3 tips to break free from the stress cycle and feel good
Stress is a normal part of life and it can help us to take action and move forwards. When the stressful event is over we can again relax so that there is a natural wave that moves us from feeling aroused to feeling relaxed.
Unfortunately, often we don’t get the down-time we need and the stress builds up. We feel overwhelmed, pushed for time, on alert and our mind is busy going round and round like the blades of a helicopter – a helicopter mind. Or the stress triggers stresses from earlier in our life and makes it feel even harder to cope.
When we feel stressed we also draw our energy up into our upper body and head. We even say I feel so in my head and it may be heard to relax and settle down. This can also show up as pressure in your head or headaches.

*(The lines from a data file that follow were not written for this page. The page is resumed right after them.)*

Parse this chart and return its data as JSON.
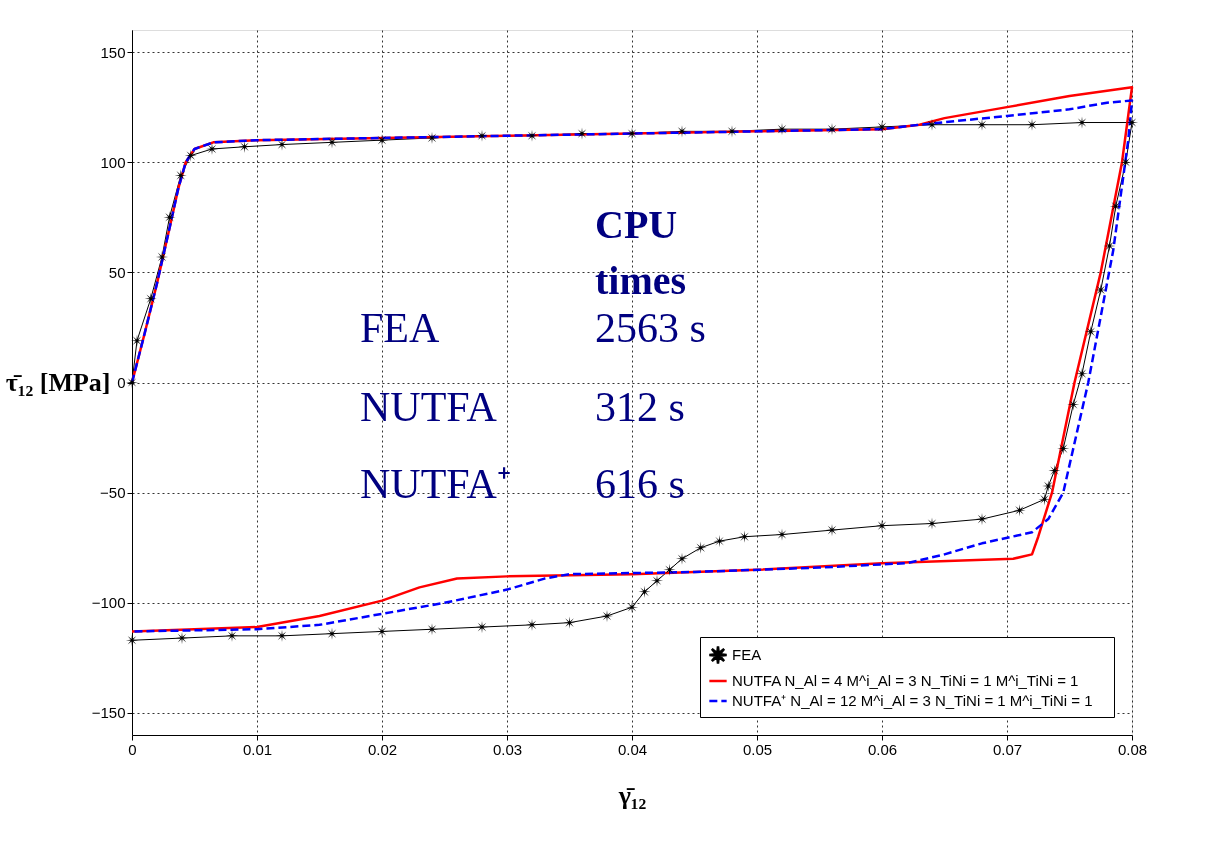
{
  "chart_data": {
    "type": "line",
    "xlabel": "γ̄₁₂",
    "ylabel": "τ̄₁₂ [MPa]",
    "xlim": [
      0,
      0.08
    ],
    "xticks": [
      0,
      0.01,
      0.02,
      0.03,
      0.04,
      0.05,
      0.06,
      0.07,
      0.08
    ],
    "ylim": [
      -160,
      160
    ],
    "yticks": [
      -150,
      -100,
      -50,
      0,
      50,
      100,
      150
    ],
    "grid": true,
    "legend": "bottom right",
    "annotations": [
      "CPU times",
      "FEA",
      "2563 s",
      "NUTFA",
      "312 s",
      "NUTFA⁺",
      "616 s"
    ],
    "series": [
      {
        "name": "FEA",
        "color": "#000000",
        "marker": "star",
        "line_style": "solid",
        "x": [
          0,
          0.0004,
          0.0015,
          0.0024,
          0.003,
          0.0039,
          0.0047,
          0.0064,
          0.009,
          0.012,
          0.016,
          0.02,
          0.024,
          0.028,
          0.032,
          0.036,
          0.04,
          0.044,
          0.048,
          0.052,
          0.056,
          0.06,
          0.064,
          0.068,
          0.072,
          0.076,
          0.08,
          0.0795,
          0.0787,
          0.0782,
          0.0775,
          0.0767,
          0.076,
          0.0753,
          0.0745,
          0.0738,
          0.0733,
          0.073,
          0.071,
          0.068,
          0.064,
          0.06,
          0.056,
          0.052,
          0.049,
          0.047,
          0.0455,
          0.044,
          0.043,
          0.042,
          0.041,
          0.04,
          0.038,
          0.035,
          0.032,
          0.028,
          0.024,
          0.02,
          0.016,
          0.012,
          0.008,
          0.004,
          0
        ],
        "values": [
          0,
          19,
          38,
          57,
          75,
          94,
          103,
          106,
          107,
          108,
          109,
          110,
          111,
          112,
          112,
          113,
          113,
          114,
          114,
          115,
          115,
          116,
          117,
          117,
          117,
          118,
          118,
          100,
          80,
          62,
          42,
          23,
          4,
          -10,
          -30,
          -40,
          -47,
          -53,
          -58,
          -62,
          -64,
          -65,
          -67,
          -69,
          -70,
          -72,
          -75,
          -80,
          -85,
          -90,
          -95,
          -102,
          -106,
          -109,
          -110,
          -111,
          -112,
          -113,
          -114,
          -115,
          -115,
          -116,
          -117
        ]
      },
      {
        "name": "NUTFA   N_Al = 4  M^i_Al = 3  N_TiNi = 1  M^i_TiNi = 1",
        "color": "#ff0000",
        "line_style": "solid",
        "x": [
          0,
          0.001,
          0.002,
          0.003,
          0.0037,
          0.0043,
          0.005,
          0.0065,
          0.01,
          0.02,
          0.03,
          0.04,
          0.05,
          0.06,
          0.063,
          0.065,
          0.07,
          0.075,
          0.08,
          0.0792,
          0.0775,
          0.0754,
          0.0736,
          0.0725,
          0.072,
          0.0705,
          0.06,
          0.05,
          0.04,
          0.03,
          0.026,
          0.023,
          0.02,
          0.015,
          0.01,
          0.005,
          0
        ],
        "values": [
          0,
          22,
          45,
          70,
          88,
          100,
          106,
          109,
          110,
          111,
          112,
          113,
          114,
          115,
          117,
          120,
          125,
          130,
          134,
          100,
          50,
          0,
          -50,
          -70,
          -78,
          -80,
          -82,
          -85,
          -87,
          -88,
          -89,
          -93,
          -99,
          -106,
          -111,
          -112,
          -113
        ]
      },
      {
        "name": "NUTFA⁺ N_Al = 12  M^i_Al = 3  N_TiNi = 1  M^i_TiNi = 1",
        "color": "#0000ff",
        "line_style": "dashed",
        "x": [
          0,
          0.001,
          0.002,
          0.003,
          0.0037,
          0.0043,
          0.005,
          0.0065,
          0.01,
          0.02,
          0.03,
          0.04,
          0.05,
          0.06,
          0.063,
          0.07,
          0.075,
          0.078,
          0.08,
          0.0797,
          0.0785,
          0.0765,
          0.0745,
          0.0733,
          0.072,
          0.068,
          0.065,
          0.062,
          0.055,
          0.045,
          0.035,
          0.033,
          0.03,
          0.025,
          0.02,
          0.015,
          0.01,
          0
        ],
        "values": [
          0,
          22,
          45,
          70,
          88,
          100,
          106,
          109,
          110,
          111,
          112,
          113,
          114,
          115,
          117,
          121,
          124,
          127,
          128,
          110,
          60,
          0,
          -50,
          -62,
          -68,
          -73,
          -78,
          -82,
          -84,
          -86,
          -87,
          -89,
          -94,
          -100,
          -105,
          -110,
          -112,
          -113
        ]
      }
    ]
  }
}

It also affects our breathing, which will become more shallow and we may even hold our breath without realising we do this. And this adds to the feeling of stress.
So how can we break this cycle?
Here are 3 things you can do to help you relax.
- breathing – imagine you breathe out through a straw so your mouth is slightly open. Breathe out slowly through the straw and allow the natural sound to happen as you do this. Then just let your in breath happen – if possible through your nose. Allow your out breath to slowly lengthen so it is longer than your in breath. Do this until you feel yourself calming down.
- grounding – sitting on a chair with your feet on the ground. Feel your bum on your seat and let yourself settle deeper into your seat. Feel your feet on the ground. Breath out through your pelvis, legs and feet into the ground and let roots grow out of the soles of your feet deep into the earth. Feel your connection to the earth.
- body check in – sit for a moment and bring your attention to your body – how does it feel right now? Whatever you notice allow it to be there, this is a moment to observe rather than change things. Then bring your attention to your heart, what emotions are there right now? Allow yourself to observe them without getting pulled into them. Then pay attention to your mind – is it busy with many thoughts or relaxed? Whatever is there allow it to be there. After spending some time with each part come back to an overall sense of your body – how is it now? Is it different from when you started? To come back take a few breaths and stretch a bit.
It is great if you can pick just 1 of these and do this regularly – not just when you feel stressed.
Doing it regularly will help you to build up capacity to be with difficulties better, a bit like building up muscles in the gym. Over time you won’t feel so stressed as easily anymore and also be better able to cope with it when life gets stressful.